Never going back to the old ways. Now there's a mantra. I bet there's a song with that as the catch line.

Knowledge is the key and puts you back in control
 

goodybags

Well-Known Member
Relationship to Diabetes
Type 2
Hi @Panmo
well done in reducing your Hba1c down to 70 in only 7 weeks from initial diagnosis
plus the weight loss a great start!

it took me to many years to realise and accept for myself what I needed to do to reduce my levels.
you will find many of us kind of know what your saying about the attitude of some of the Dr’s & Nurses that should be supporting not lecturing and berating (I’ve been there)
 

MAC2020

Well-Known Member
Relationship to Diabetes
At risk of diabetes
Hi @Panmo, welcome to the forum and well done for your achievements so far, weight loss 2lbs+ a week and 3.8kgs in 4 weeks and your reduction in A1c in such a short time. Also dropping dress sizes. These are all milestones to be celebrated.
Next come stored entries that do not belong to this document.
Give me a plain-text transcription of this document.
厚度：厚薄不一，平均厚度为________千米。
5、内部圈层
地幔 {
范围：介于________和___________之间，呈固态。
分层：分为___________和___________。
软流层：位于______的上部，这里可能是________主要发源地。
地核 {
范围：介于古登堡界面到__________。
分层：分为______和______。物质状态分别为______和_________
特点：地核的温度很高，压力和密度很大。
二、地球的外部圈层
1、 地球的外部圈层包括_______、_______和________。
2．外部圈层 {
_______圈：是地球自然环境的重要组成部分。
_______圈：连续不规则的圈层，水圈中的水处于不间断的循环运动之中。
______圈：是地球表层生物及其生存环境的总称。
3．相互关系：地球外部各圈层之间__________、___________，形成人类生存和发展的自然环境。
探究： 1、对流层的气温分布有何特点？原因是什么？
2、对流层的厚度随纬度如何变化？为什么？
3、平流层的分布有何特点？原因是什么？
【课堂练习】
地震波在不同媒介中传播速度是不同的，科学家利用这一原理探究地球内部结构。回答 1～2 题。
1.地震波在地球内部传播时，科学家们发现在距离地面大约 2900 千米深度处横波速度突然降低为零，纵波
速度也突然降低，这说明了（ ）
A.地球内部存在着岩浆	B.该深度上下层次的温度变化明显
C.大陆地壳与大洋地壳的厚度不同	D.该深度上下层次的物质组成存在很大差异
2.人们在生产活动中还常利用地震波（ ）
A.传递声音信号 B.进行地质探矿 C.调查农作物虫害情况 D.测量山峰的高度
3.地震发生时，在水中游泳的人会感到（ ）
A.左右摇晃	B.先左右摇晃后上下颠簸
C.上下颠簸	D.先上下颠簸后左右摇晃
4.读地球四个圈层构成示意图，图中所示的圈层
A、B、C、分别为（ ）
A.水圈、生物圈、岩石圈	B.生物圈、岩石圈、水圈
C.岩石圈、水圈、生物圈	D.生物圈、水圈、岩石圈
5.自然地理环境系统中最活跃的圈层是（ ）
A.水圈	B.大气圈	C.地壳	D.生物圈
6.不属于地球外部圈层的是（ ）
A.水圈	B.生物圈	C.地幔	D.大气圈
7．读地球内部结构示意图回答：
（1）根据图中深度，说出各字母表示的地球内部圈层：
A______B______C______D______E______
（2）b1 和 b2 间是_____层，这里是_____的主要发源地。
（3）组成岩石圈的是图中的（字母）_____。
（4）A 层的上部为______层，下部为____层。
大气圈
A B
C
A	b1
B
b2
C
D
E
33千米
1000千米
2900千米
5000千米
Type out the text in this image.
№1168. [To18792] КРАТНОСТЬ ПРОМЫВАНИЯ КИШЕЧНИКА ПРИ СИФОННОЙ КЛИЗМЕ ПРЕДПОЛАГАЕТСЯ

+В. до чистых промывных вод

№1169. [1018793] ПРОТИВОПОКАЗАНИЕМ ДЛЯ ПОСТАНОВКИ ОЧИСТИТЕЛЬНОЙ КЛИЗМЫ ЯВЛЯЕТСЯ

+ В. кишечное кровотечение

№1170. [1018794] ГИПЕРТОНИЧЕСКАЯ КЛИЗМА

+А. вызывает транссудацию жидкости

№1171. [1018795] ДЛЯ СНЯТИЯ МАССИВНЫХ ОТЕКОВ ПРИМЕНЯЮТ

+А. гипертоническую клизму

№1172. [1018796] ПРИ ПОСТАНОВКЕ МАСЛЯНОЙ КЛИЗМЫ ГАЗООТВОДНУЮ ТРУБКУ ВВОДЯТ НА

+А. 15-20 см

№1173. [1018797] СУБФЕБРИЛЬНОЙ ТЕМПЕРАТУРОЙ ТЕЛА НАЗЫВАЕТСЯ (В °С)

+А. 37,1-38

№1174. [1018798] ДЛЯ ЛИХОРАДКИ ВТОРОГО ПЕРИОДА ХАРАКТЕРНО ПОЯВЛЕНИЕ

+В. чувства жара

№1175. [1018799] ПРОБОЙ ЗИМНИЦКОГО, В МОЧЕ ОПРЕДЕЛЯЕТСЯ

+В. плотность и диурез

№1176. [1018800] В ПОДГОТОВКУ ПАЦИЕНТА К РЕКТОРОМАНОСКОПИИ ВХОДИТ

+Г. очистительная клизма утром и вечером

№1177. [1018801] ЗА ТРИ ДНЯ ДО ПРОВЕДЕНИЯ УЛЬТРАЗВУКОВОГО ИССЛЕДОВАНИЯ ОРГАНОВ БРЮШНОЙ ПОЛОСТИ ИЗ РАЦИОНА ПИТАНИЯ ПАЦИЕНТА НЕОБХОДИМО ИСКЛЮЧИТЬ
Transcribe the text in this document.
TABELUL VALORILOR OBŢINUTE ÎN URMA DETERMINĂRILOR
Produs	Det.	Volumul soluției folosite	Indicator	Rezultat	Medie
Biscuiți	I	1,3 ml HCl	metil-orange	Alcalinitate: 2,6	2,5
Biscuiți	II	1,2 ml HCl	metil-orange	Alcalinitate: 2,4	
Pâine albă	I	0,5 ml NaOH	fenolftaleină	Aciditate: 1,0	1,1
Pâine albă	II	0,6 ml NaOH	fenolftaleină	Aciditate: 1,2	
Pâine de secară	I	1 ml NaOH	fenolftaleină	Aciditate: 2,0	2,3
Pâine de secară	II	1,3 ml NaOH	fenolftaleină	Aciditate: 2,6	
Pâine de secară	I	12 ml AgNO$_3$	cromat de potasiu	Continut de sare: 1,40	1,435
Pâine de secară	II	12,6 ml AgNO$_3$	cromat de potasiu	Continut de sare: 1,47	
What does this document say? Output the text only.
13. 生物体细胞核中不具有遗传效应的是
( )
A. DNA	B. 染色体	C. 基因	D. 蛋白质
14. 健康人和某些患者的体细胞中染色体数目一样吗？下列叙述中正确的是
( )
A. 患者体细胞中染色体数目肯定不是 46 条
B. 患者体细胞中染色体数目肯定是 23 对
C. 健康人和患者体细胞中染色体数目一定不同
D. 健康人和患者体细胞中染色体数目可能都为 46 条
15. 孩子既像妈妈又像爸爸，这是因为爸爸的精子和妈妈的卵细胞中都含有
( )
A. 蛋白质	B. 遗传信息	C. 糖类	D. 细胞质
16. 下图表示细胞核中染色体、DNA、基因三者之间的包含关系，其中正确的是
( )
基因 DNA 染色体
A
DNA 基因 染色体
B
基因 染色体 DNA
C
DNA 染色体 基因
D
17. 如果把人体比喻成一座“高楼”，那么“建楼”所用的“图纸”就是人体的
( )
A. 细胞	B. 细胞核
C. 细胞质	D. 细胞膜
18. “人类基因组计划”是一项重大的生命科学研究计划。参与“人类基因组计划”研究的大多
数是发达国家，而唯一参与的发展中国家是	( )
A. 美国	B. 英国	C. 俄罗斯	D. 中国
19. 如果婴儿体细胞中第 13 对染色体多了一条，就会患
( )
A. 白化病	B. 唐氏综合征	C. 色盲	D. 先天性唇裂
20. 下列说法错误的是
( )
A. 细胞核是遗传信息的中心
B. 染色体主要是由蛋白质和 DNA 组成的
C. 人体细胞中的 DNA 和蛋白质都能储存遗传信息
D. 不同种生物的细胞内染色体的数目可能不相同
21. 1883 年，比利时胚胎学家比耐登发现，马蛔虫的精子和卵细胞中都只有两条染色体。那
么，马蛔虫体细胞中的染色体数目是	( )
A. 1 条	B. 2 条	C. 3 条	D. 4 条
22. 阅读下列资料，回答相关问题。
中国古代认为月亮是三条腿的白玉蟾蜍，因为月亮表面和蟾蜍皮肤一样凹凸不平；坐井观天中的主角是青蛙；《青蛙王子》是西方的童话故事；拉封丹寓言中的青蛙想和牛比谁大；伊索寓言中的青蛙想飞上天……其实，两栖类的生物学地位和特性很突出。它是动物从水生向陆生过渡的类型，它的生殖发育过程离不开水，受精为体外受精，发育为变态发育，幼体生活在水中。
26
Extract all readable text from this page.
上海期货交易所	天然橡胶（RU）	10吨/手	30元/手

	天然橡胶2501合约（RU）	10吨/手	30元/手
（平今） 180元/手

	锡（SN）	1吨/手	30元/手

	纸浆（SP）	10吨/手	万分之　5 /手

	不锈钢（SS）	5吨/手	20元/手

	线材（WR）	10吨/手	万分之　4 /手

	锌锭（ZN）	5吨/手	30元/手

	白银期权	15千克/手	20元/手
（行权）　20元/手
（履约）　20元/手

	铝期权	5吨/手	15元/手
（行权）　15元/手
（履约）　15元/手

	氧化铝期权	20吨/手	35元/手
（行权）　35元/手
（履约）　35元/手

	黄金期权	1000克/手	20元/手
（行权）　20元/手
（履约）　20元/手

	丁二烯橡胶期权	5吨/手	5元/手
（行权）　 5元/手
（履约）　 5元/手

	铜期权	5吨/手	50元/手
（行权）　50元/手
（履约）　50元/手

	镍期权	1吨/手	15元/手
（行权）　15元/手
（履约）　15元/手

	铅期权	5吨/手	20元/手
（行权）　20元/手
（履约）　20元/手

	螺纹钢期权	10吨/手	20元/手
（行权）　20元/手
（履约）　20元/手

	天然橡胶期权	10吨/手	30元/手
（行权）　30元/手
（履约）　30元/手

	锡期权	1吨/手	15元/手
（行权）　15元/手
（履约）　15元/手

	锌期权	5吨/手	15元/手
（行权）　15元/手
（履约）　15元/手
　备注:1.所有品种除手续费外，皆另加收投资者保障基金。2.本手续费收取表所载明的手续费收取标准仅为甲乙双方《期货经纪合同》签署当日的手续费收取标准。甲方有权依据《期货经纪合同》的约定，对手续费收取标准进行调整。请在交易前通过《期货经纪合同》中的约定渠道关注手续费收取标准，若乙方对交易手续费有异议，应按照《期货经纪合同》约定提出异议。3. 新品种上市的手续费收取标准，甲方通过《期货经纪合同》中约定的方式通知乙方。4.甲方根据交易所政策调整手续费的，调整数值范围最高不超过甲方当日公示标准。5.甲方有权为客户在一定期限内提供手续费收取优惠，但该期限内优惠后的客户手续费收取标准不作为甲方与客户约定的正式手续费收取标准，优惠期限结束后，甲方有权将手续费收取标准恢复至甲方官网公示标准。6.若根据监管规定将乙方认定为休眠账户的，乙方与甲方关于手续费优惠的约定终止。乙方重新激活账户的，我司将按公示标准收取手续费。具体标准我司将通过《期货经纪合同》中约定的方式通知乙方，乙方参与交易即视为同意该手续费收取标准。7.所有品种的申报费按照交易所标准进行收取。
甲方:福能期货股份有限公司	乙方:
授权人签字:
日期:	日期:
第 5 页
I empathise with you regarding unhelpful comments made by Drs and nurses. Some are better than others but bedside manner does tend to vary. When I've had rude and unsympathetic Drs I refuse to see them again. I have a choice. Also I think we can sometimes hand over too much power to these clinicians, and hang onto their every word and syllable like it's Gospel. The truth is, it's our bodies and we have agency over it, to accept or not accept what's is being said. Nobody knows my body better than I. It speaks to me daily. So it's up to me to listen to it, give it what it needs, to assist in its maintenance. Sometimes a type 2 D will have to take responsibility for where we are but we don't need rude clinicians who are there to help us instead make us feel even worse with their poor choice of words.

The good thing is once we take responsibility, we can reverse the bad habits and replace them with healthier habits that will make our bodies thrive and feel "thirty years younger". This includes stress management, being cognisant of why and when we may comfort eat.
 

Ditto

Well-Known Member
Relationship to Diabetes
Type 2
Hello and welcome to the forum @Panmo :) Well done on the excellent weight loss, I'm looking to lose 2lbs a week myself, seems about the right amount and speed to me.